The bottom line is that Congress needs to give President Obama the space he needs to cut a reasonable deal. Legislation that seeks to tie his hands not only makes it less likely that diplomacy will succeed (which in turn makes war much more likely), it also makes it more likely that the failure of diplomacy would be blamed (perhaps justifiably) on the United States.

What Can We Do Now?

The short version is that we need to do all that we can to provide time and space for the administration to negotiate a verifiable deal that protects our interests and advances our security in a peaceful manner. Congress will try to prevent that, and it's our job to ensure that it doesn't.

In terms of strategy, we need to keep the pressure on Democrats in both chambers of Congress not to help the Republicans start another war.

Senate Democrats are our top targets. Although momentum has slowed on the new Iran sanctions bill, we remain in a dangerous position.

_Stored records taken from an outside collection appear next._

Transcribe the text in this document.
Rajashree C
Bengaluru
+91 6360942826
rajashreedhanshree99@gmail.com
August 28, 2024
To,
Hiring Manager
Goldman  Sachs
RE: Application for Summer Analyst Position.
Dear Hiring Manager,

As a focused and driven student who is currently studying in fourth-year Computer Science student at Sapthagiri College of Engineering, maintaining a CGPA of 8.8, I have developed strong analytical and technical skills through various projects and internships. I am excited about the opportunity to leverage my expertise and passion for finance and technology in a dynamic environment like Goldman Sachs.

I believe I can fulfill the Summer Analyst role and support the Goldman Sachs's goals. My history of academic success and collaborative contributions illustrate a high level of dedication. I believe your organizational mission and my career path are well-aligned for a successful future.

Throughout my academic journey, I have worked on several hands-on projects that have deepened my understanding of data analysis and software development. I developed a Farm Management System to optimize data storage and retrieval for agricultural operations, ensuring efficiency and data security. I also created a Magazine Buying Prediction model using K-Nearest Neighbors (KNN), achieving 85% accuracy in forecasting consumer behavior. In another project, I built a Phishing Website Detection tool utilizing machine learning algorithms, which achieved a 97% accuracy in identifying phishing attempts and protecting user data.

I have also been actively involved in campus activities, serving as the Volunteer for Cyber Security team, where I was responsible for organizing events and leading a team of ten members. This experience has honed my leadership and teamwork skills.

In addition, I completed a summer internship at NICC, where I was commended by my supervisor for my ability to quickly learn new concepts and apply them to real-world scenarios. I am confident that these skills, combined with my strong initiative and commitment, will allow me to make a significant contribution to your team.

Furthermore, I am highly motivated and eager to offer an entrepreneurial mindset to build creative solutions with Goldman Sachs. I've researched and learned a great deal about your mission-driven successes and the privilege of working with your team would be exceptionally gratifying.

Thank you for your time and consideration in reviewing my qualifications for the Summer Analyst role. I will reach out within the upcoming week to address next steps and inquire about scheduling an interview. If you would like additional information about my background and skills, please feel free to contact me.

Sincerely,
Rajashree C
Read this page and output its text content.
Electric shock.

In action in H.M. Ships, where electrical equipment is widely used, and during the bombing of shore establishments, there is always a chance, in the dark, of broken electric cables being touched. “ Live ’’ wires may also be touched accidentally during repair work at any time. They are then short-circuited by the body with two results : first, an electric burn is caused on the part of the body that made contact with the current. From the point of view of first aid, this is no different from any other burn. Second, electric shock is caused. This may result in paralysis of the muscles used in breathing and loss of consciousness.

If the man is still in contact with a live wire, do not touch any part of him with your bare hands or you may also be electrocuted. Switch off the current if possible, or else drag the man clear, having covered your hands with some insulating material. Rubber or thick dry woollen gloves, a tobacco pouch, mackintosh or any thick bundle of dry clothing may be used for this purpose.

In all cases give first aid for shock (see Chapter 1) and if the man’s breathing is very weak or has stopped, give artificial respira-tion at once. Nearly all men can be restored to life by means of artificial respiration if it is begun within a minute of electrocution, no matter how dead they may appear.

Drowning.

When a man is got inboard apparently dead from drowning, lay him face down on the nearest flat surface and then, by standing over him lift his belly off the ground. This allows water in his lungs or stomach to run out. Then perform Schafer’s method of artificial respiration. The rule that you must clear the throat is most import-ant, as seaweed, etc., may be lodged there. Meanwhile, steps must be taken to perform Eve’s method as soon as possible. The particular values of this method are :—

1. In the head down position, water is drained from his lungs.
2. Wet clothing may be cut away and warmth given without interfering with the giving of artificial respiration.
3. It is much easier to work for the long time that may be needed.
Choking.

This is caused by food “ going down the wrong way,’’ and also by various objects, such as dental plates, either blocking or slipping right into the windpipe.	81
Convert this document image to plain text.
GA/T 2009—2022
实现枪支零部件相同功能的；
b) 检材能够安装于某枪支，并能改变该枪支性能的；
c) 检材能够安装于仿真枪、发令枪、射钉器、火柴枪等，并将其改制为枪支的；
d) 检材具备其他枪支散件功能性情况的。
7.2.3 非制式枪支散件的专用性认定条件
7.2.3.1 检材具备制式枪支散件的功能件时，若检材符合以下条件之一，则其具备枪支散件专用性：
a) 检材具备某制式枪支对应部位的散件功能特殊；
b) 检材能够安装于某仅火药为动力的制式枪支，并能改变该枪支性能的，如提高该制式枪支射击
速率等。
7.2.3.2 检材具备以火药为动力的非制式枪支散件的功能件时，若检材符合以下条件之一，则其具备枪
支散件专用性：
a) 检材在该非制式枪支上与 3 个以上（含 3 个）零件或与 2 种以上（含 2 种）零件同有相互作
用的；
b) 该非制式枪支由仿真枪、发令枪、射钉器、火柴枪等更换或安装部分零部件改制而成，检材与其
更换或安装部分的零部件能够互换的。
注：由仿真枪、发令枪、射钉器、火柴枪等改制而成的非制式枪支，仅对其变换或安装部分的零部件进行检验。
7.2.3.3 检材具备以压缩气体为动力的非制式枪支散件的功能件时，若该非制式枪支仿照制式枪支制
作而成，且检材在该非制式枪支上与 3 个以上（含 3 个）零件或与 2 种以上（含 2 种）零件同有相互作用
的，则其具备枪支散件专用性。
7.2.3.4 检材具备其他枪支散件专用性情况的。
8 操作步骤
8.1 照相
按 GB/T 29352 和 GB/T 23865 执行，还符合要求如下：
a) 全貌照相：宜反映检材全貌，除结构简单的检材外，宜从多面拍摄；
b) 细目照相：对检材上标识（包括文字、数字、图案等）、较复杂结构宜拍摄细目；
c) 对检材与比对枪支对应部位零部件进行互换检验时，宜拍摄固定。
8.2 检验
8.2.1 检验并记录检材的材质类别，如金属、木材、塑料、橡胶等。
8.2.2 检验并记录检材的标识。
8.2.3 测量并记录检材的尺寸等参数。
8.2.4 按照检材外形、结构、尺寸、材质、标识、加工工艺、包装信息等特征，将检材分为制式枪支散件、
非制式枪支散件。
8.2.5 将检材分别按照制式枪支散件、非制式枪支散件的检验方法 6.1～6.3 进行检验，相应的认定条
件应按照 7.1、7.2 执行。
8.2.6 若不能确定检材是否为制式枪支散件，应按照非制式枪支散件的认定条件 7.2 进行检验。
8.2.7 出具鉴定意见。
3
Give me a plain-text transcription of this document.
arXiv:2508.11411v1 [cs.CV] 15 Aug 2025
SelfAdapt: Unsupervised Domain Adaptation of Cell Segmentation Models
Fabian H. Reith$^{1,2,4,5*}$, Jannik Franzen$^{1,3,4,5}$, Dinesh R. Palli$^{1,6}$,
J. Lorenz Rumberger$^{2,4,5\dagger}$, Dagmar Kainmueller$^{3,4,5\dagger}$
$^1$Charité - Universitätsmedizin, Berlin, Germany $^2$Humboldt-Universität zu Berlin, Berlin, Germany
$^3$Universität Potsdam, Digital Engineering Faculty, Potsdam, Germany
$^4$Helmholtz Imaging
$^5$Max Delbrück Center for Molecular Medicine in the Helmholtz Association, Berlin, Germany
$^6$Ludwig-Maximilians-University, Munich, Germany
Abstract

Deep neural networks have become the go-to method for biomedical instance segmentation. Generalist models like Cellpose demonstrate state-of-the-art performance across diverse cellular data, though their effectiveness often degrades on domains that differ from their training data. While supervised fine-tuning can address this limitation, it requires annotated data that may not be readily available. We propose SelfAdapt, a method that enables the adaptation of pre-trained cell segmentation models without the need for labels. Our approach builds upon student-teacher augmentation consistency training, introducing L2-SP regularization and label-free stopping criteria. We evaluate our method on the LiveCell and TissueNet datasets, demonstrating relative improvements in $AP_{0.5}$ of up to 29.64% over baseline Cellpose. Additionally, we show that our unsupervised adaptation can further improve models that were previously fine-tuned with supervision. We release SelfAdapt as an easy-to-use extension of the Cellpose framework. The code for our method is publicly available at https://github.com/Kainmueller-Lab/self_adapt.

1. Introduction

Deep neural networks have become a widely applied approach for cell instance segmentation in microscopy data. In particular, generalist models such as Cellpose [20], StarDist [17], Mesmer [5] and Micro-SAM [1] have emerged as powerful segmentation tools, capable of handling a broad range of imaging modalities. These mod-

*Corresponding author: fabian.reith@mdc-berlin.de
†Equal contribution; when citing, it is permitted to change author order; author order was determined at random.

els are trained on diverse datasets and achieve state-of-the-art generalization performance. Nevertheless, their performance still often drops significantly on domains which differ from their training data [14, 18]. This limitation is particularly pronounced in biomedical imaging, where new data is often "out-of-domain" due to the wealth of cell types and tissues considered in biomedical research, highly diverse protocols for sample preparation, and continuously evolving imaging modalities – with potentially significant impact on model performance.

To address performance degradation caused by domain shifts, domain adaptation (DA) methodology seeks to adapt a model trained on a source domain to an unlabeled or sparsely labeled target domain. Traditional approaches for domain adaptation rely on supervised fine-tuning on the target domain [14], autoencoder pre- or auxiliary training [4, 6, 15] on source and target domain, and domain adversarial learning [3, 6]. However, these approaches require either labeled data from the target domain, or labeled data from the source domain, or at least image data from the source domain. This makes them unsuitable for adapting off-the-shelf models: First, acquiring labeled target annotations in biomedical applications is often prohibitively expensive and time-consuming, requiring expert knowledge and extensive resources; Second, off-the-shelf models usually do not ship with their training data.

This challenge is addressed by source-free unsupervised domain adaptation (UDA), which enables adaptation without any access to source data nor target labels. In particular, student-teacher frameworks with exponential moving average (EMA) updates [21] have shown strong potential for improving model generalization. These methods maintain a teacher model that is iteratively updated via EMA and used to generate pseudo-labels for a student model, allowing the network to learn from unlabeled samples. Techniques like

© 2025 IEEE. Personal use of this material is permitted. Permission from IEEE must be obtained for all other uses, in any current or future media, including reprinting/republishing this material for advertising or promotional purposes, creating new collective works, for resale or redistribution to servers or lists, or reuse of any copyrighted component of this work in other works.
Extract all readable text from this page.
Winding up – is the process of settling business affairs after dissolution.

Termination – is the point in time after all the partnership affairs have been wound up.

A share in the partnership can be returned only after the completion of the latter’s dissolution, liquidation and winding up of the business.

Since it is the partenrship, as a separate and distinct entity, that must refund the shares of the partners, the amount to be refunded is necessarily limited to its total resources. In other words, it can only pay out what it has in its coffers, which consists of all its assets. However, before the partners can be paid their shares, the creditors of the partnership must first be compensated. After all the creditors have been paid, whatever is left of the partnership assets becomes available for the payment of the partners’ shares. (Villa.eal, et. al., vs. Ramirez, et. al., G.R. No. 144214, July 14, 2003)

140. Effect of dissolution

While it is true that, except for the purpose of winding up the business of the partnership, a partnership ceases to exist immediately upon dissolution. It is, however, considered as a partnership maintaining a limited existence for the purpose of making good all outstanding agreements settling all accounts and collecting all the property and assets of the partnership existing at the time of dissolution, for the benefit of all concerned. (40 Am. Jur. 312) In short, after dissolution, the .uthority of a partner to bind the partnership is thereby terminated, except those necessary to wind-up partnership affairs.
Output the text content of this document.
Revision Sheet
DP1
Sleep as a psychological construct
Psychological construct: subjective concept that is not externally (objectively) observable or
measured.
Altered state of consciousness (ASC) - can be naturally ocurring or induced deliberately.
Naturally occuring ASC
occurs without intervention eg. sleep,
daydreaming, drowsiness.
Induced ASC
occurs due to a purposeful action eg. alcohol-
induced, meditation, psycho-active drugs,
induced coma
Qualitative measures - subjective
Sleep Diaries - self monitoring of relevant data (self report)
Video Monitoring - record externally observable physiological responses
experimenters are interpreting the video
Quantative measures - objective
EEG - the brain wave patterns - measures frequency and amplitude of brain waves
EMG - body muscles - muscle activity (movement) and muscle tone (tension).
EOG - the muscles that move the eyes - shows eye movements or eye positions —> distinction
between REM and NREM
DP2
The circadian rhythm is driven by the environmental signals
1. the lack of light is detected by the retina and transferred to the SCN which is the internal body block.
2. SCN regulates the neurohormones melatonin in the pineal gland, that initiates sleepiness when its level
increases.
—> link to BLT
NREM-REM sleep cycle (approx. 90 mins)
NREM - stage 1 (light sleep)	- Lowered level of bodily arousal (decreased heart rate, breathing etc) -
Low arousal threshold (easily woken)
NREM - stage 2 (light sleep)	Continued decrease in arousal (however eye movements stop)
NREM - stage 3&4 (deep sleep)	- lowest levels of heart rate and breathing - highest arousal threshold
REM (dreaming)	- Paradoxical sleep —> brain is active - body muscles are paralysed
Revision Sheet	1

If anything goes even a little awry in the ongoing negotiations, then move for new sanctions can quickly regain momentum.

Getting more Democratic senators on the record opposing new sanctions now is a priority, as is holding accountable those who are pushing for new sanctions.

In the House, we need to make sure Democrats don't give bipartisan support to any bill, even a non-binding resolution, supporting new sanctions or setting down markers about what an acceptable final deal will look like.

And Democrats in both chambers need to be reminded that should President Obama cut a reasonable deal with Iran, we will need them to back him up by passing legislation that reduces sanctions in exchange for a verifiable agreement that stops Iran from ever acquiring a nuclear bomb.